Humbling experience for England

Coming face to face with the conditions the teenagers of the area live in was an eye-opening experience for the French players who all said they couldn't wait for the next visit to the school and to finally playing some rugby with the students.

Mathieu Brauge, the team's media manager, was very impressed with the entertainment offered and told the school that "the first game in the JWC we win, will be dedicate it to you and hopefully it will come on Friday."

Another school receiving a visit from one of the Under 20 teams was Symphony High School in Belhar, who welcomed some England players into their assembly before getting the opportunity to meet them and get some autographs of the future stars of world rugby.

The English players were then introduced to the school’s rugby team who they will be training with and also offered then some gifts in exchange for the warm welcome they had received.

Tommy Bell, who was handed the microphone to speak during the assembly, was amazed by the experience.

"It was a massively humbling experience for all the guys, we didn't know what to expect but it was just great to see so many smiling and happy kids. I think we crashed their assembly but they didn't seem to mind, it felt like we were in a boy band with all the screaming they were doing!
"But it goes to show that rugby is a universal language and for us to give up an hour or so of our time signing autographs and posing for pictures is nothing, hopefully it inspired a few of them to give rugby a go."

Baby Blacks prove a big hit

There were no formalities for the New Zealand players attending Voortrekker High School in Kenilworth as they were treated to a party in the best traditions of Cape Town hospitality.

The school's deputy headmistress, Miss Mariette Wagener, said the children were mostly excited about the prospect of meeting players from another country.

"It's not every day that we have a chance to meet people from other countries, and the excitement has been great ever since we heard that the New Zealand team would visit the school."

"This school has a tradition of a strong rugby culture and we're very proud of our Springbok Visser De Villiers. We've also produced Sevens Springboks and Baby Boks in the past.”

The Baby Blacks also joined in the dances once the traditional Capetonian welcome dance ('Kaapse Klopse') was performed by the pupils. Gifts were then presented to those present and packets with gifts were handed for the New Zealanders who did not make the trip this time.

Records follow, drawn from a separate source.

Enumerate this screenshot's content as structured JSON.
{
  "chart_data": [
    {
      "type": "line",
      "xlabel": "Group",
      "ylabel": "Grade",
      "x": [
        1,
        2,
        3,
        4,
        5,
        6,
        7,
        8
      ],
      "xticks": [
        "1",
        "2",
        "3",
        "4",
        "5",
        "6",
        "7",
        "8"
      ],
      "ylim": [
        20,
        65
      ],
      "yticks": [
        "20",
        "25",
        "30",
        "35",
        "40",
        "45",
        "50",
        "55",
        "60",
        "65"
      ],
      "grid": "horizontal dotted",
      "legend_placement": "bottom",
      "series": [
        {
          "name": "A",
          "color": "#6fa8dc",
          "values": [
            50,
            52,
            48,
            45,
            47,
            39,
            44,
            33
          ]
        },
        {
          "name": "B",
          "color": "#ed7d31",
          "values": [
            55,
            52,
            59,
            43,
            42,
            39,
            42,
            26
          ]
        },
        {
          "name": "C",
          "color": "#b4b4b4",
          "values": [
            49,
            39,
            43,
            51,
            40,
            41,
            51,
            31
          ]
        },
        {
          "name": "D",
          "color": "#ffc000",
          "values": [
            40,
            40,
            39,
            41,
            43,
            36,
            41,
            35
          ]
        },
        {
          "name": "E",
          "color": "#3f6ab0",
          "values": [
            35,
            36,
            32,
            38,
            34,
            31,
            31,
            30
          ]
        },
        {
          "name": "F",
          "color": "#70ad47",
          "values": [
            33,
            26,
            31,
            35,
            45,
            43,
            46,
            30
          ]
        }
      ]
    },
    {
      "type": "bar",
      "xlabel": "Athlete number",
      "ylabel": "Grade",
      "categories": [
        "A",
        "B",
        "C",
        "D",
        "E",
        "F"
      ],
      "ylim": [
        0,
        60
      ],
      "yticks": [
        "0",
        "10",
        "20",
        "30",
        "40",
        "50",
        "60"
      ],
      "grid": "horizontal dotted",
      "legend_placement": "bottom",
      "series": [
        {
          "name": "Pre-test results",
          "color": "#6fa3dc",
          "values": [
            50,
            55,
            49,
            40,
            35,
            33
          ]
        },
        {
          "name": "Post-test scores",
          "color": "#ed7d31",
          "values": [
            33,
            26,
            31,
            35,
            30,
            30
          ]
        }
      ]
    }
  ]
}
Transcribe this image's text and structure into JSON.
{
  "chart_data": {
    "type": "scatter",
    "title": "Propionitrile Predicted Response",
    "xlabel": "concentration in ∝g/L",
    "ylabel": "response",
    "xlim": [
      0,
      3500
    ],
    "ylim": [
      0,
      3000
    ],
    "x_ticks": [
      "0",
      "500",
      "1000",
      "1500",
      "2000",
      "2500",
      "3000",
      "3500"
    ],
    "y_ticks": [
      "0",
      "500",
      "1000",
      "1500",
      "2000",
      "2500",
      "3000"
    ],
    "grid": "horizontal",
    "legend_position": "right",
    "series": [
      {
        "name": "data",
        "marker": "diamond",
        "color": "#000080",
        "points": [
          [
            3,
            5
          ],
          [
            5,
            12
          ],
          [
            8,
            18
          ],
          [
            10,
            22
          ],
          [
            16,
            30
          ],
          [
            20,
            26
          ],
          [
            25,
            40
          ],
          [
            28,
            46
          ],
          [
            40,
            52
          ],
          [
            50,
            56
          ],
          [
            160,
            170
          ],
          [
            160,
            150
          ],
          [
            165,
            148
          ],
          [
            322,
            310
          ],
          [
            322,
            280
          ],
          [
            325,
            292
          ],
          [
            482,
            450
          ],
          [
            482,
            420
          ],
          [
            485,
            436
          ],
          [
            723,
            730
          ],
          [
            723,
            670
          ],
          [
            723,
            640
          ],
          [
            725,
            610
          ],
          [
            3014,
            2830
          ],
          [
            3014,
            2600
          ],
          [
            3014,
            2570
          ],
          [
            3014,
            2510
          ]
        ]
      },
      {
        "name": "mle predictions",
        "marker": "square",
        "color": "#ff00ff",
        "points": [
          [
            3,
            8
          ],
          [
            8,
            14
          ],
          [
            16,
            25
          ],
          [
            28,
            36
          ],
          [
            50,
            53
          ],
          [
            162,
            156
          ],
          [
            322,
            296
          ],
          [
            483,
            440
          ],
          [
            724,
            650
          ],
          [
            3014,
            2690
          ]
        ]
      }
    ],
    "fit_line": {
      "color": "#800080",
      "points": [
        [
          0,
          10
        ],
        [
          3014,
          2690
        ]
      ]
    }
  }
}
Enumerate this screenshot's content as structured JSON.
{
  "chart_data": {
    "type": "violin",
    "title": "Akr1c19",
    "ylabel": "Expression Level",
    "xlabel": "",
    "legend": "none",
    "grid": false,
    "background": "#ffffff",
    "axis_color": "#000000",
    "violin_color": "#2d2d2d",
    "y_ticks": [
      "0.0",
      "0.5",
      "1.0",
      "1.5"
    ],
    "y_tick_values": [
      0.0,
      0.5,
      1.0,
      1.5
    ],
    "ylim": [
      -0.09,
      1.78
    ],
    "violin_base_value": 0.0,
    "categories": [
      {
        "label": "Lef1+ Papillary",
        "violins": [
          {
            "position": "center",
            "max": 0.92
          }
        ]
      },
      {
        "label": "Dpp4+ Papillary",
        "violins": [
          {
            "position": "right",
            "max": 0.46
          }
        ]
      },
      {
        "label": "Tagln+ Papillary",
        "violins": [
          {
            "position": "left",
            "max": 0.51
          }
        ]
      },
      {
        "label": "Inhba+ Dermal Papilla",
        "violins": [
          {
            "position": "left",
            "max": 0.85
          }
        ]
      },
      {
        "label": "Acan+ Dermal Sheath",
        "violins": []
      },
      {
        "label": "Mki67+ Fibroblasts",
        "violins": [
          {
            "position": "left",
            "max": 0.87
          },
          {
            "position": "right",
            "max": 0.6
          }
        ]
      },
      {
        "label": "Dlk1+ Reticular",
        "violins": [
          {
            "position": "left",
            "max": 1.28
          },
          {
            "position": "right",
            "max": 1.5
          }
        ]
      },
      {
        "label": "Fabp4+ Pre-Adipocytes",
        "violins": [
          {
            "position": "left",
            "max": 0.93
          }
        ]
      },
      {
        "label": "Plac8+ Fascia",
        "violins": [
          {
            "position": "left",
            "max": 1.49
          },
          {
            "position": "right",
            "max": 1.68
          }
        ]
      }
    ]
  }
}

Team manager Paul McLaughlan said he was not surprised by the wonderful reception. "South African hospitality is something we hear about back in our country all the time. It's wonderful that youngsters can swap notes on their customs.

"It's been overwhelming and I've been told that every time a New Zealand team comes to the Cape the people just love them." 

Rugby's values evident

Tournament hosts South Africa visited Darul Arqam High School in Mitchell’s Plain and took part in a cultural programme with team manager Jonathan Mokuena describing the visit as “something special.”

“I don’t think the players realised how much rugby means to these communities. For those 80 odd minutes the team spent with the kids, they could live rugby,” said Mokuena, a former Springbok Sevens captain.

Nazeem Adams, the South Africa Under 20 assistant coach, said the players were humbled by the experience. “I used to teach in this area and it is great to see how the school uses sport and especially rugby to give the kids direction in life.

"You could see the principles in rugby such as discipline and teamwork are all at work here. The players had a great time during and are looking forward to the next legacy visit.”

The next round of Legacy visits are scheduled for Saturday, the day after the next round of IRB Junior World Championship matches, when players will this time share their skills and talent with the rugby teams of the various schools.